Modern is flush with decks representing all the macro archetypes such as Ramp, Control, or Aggro. There are also some decks which are a bit more difficult to classify due to their more fluid nature. These decks include Burn and Infect - aggro or combo? Or Tron - ramp or control?

The deck I want to break down today is RUG Crashing Footfalls which is somewhere between combo and control. I will attempt to show you why it’s so difficult to classify and how the deck operates.

Check out the deck!

First, let’s take a look at the namesake cards. We’ve got Crashing Footfalls and cascade spells - Shardless Agent and Violent Outburst. This synergy uses the Cascade mechanic which states the following:

‘Cascade is a triggered ability that functions only while the spell with cascade is on the stack. “Cascade” means “When you cast this spell, exile cards from the top of your library until you exile a nonland card whose mana value is less than this spell’s mana value. You may cast that card without paying its mana cost if the resulting spell’s mana value is less than this spell’s mana value. Then put all cards exiled this way that weren’t cast on the bottom of your library in a random order.’

In practice, it means that once you put something with Cascade on the stack, you’ll be flipping cards off the top of your library until you hit a spell with costs lower than the original spell and you may decide to cast it. This deck plays 8 copies of 3 mana Cascade so that means that every time it will cascade into a spell which costs 2, 1, or 0 - less than 3. Crashing Footfalls costs 0 so how do you ensure that you don’t flip into other spells along the way? Simple - you don’t play any other spells cheaper than 3. That’s right. The deck spells which cost 3 or more and Footfalls as the only spell that can be cascaded into. It ensures that you always hit double 4/4 Rhinoceri. Clearly, it’s a very strong effect - Shardless basically provides 10 power for 3 mana across 3 bodies. Not a lot of decks can compete with this sheer power so fast.

Let’s come back to the deckbuilding restriction. I’ve mentioned that the whole deck costs 3+ so does it mean the deck starts playing on turn 3? That would be way too slow for Modern. And that’s true. That is why this deck takes advantage of Magic’s rules. Enter Adventures and Split cards. According to the rules, cards such as Stomp / Bonecrusher Giant and Fire // Ice do not cost 2. They cost 3 and 4 respectively. This way the deck can cheat the restriction and play normally in the earlier stages of the game. It can easily play turn 1 Dead // Gone into turn 2 Petty Theft into Cascade. It can interact all the way until it goes off with Cascade.

Most versions now are quite stock and maindeck play 20+ interactive spells. This exact fact makes the deck feel like a control deck. Sure, there will be more goldfish-y draws but most of the time you will be interacting every single turn, be it with removal or countermagic.

The deck also utilises one particular Modern Horizons 2 card very well - Fury. The deck plays around 20 red cards maindeck so playing it for 0 by pitching another card is pretty trivial. It’s another way to circumvent the deck’s early interaction limitations. And it’s quite a strong way to do so, as it gives us access to an early mass removal spell to help us stay alive until the awaited turn 3. There is another often overlooked mode of the card - you can just cast it for 5 mana. You’d be surprised how many decks have a problem dealing with a 3/3 double strike creature which kills one or two other threats on entry.

I’d like to draw your attention to the modality of the spells the deck uses. 
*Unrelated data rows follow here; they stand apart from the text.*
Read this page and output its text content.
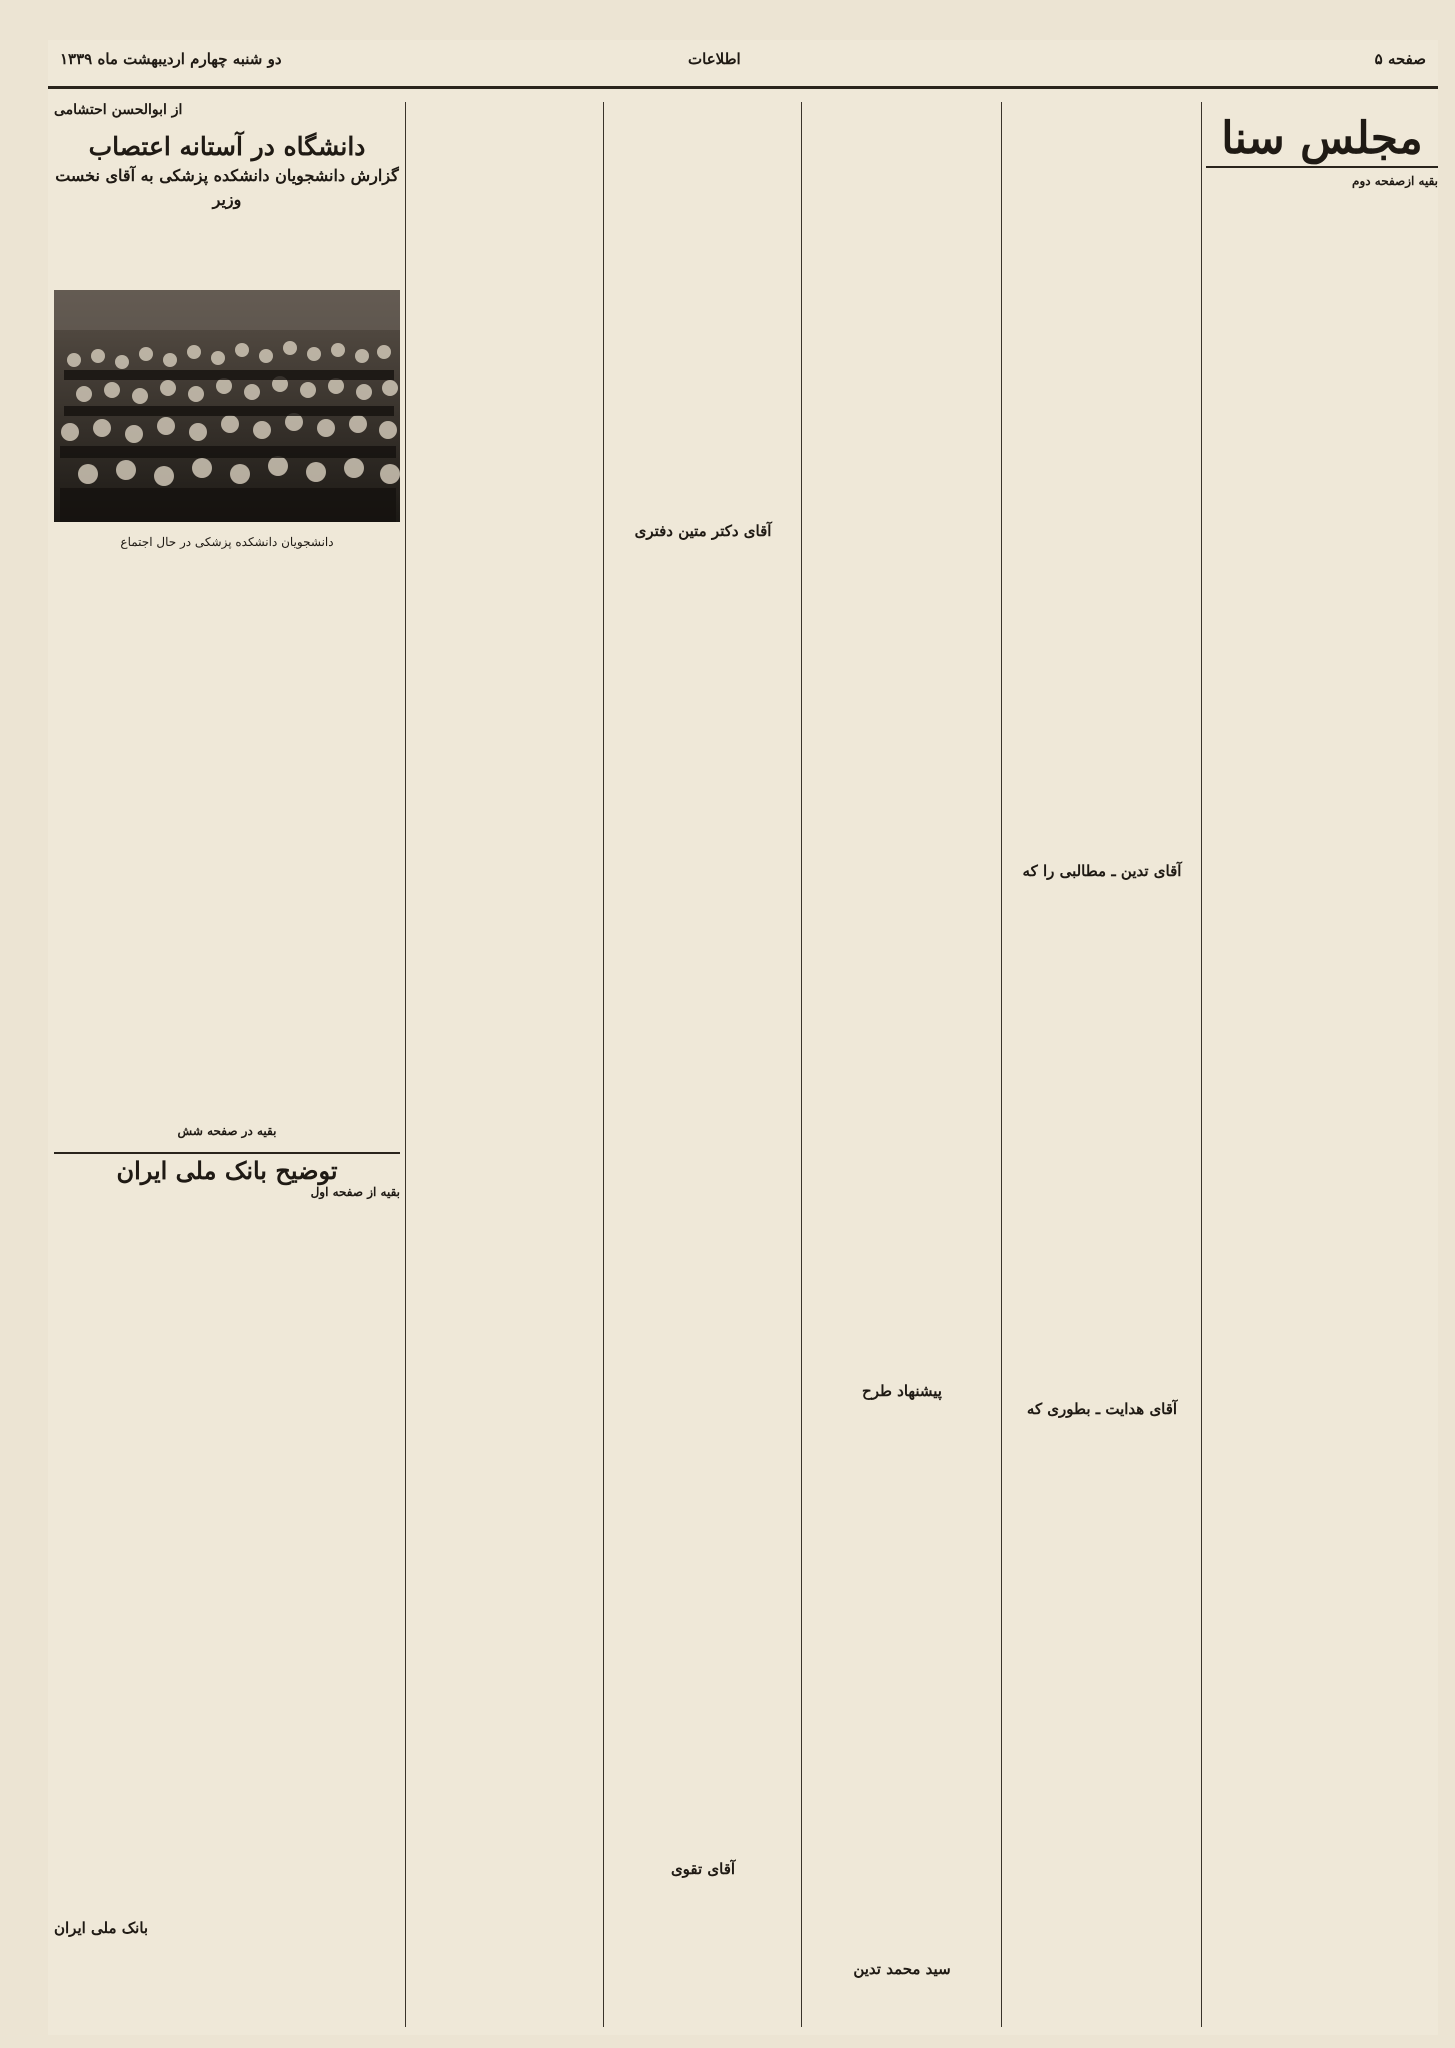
صفحه ۵
اطلاعات
دو شنبه چهارم اردیبهشت ماه ۱۳۳۹
مجلس سنا
بقیه ازصفحه دوم
آقای تدین ـ مطالبی را که
آقای هدایت ـ بطوری که
پیشنهاد طرح
سید محمد تدین
آقای دکتر متین دفتری
آقای تقوی
از ابوالحسن احتشامی
دانشگاه در آستانه اعتصاب
گزارش دانشجویان دانشکده پزشکی به آقای نخست وزیر
دانشجویان دانشکده پزشکی در حال اجتماع
بقیه در صفحه شش
توضیح بانک ملی ایران
بقیه از صفحه اول
بانک ملی ایران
  • Fire // Ice is either a removal spell or a good tempo play, often used to tap your opponent’s land turn 2 and then go off turn 3.
  • Dead // Gone is either an early removal spell or a catch-all which shines against Murktide Regent or Construct tokens off of Urza’s Sagaz
  • Prismari Command has 4 modes to choose from. Frequently we will be interested in the looting effect and then use the removal mode or kill a problematic artefact such as Chalice of the Void
  • Adventure creatures can either enter as creatures immediately or be cast for the spell side
  • Even Violent Outburst has a hidden mode. It’s not unpopular to cast it midcombat to pump your creatures and force good trades or straight up go for lethal.

As we can see, the deck is highly interactive with a nice combo-esque element to it. Every turn will pose you with a question and you have to know when to play more control and when to go more all-in. Even if you don’t intend to play the deck, I highly suggest checking it out so you know how to play against it. The play patterns may be tricky!

And as always - please remember to hold my hand and pass the turn together. Cheers!